Moi : j'ai rêvé d'Abdoulaye.
Sakho : ah bon ?
Moi : il m'appelait.
Elle sourit et me prends la main.
Elle : il t'attends.
Je glousse.
Moi : quand tu dis ça, ça me fait peur j'ai l'impression que tu sais que je vais mourir tôt.
Elle : non pense pas ça, il doit sentir ta tristesse du coup il te rend visite.
Moi : hm.
Elle : viens je vais te masser et tu vas manger un peu.
Moi : d'accord.
Elle me masse en me racontant une histoire puis je mange et on reste assise devant la télé.

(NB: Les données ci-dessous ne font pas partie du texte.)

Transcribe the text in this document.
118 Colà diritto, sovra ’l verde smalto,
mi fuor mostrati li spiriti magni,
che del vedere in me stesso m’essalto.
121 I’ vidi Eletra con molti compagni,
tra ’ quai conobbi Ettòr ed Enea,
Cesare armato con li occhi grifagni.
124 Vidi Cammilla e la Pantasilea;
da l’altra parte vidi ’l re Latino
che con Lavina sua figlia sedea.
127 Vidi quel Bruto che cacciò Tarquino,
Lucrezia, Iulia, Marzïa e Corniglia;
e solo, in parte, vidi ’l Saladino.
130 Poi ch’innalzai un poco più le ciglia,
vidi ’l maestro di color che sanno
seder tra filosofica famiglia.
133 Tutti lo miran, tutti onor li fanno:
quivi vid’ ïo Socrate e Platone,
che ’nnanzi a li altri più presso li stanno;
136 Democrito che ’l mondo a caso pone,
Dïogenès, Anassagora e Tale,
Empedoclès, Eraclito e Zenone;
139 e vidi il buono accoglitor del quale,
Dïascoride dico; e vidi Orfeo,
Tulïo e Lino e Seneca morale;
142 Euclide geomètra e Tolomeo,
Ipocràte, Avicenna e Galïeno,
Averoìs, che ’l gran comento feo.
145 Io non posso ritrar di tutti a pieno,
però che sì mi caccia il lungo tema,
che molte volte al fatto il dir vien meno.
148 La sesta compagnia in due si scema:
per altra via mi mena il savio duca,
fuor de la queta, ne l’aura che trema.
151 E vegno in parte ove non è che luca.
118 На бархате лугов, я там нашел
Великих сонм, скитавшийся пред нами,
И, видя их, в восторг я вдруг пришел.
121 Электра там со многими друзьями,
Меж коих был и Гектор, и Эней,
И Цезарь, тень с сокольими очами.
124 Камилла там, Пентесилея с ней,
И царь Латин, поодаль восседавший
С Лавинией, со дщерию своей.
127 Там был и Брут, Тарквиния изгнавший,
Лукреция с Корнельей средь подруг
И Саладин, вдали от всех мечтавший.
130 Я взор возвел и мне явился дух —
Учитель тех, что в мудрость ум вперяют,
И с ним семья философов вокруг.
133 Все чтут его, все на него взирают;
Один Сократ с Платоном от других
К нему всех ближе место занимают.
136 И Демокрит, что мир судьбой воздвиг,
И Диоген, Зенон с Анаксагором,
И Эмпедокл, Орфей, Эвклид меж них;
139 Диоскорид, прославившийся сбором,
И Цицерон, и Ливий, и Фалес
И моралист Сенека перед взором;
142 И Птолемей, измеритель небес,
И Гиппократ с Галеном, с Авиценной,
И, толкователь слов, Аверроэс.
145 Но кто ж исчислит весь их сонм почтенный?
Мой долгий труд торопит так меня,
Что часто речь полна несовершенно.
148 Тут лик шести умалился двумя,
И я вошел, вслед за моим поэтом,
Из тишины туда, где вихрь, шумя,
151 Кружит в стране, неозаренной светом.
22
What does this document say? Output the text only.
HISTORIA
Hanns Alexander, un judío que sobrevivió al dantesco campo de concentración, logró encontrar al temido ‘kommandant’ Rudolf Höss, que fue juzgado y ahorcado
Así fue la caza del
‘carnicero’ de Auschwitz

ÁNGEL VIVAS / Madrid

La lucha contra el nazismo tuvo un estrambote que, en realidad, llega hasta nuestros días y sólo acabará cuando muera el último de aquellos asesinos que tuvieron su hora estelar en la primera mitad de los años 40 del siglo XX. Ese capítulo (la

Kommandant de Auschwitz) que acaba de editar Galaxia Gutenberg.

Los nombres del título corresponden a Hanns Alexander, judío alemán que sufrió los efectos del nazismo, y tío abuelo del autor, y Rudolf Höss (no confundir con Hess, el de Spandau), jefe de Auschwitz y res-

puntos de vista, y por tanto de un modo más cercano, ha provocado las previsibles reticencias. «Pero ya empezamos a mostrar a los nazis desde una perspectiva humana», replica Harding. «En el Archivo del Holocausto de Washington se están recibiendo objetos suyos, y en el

Il y avait un silence mais qui faisait du bruit... il était lourd.
Je n'arrivais pas à rester sur place.
Je me suis levée, rassise levée et rassise rien n'y fait, j'ai commencé à faire le tour du salon, ma grand-mère ne disait rien.
Je tournais en rond sous son regard, j'avais l'impression que mes hanches portaient ma douleur. Je me grattais le bras jusqu'à ce qu'il devienne rouge, je soupirais bruyamment en faisant les cent pas. Mon souffle était saccadé, ma poitrine lourde, comme si elle cherchait à craquer.
Je voulais expulser la douleur mais je me retenais.
Je voulais hurler.
Si Allah m'a donné, c'est que je peux surmonter.
Mais j'ai tellement mal.
Je soupire une dernière fois, j'attrape mon foulard et quand je sors du salon, je tombe nez à nez avec Galadio.
Je l'ai ignoré et je suis allée m'asseoir sur le tronc.
J'avais besoin de quelqu'un mais je savais pas de qui et c'était pas de lui dont j'avais besoin.
Y avait un vent frais, il faisait froid en fait, mais ça me dérangeait pas, ça me faisait du bien.
En levant la tête j'ai vu Galadio arriver vers moi, je suis restée assise et il s'est assis à mes côtés.
Lui : tu me fuis ?
Moi : pas du tout, j'étouffais à l'intérieur.
Lui : oui ta grand-mère m'a dit, t'as mangé ?
Moi : ça elle t'a pas dit ?
Je le regarde et glousse.
Moi : j'ai mangé.
Lui : je t'ai ramené des mangues.
Moi : trop bien.
Lui : tu vas pas rentrer ? Il fait froid.
Moi : si... je voulais juste être seule un peu et prendre l'air.
Lui : tu veux pas rentrer à Bamako ?
Moi : si, pourquoi pas.
Lui : pour l'instant je préfère que tu restes là, mais dans deux semaines on y va ok ?
Moi : ok.
C'est lui qui décide de tout, de toute façon... je sais même pas pourquoi il me demande.
Lui : viens on rentre ma princesse il fait froid je veux pas que tu tombe malade.
Je me lève et lui aussi puis on entre dans la chambre de Sakho, elle me regarde et me sourit, je hoche la tête et vais dans la chambre.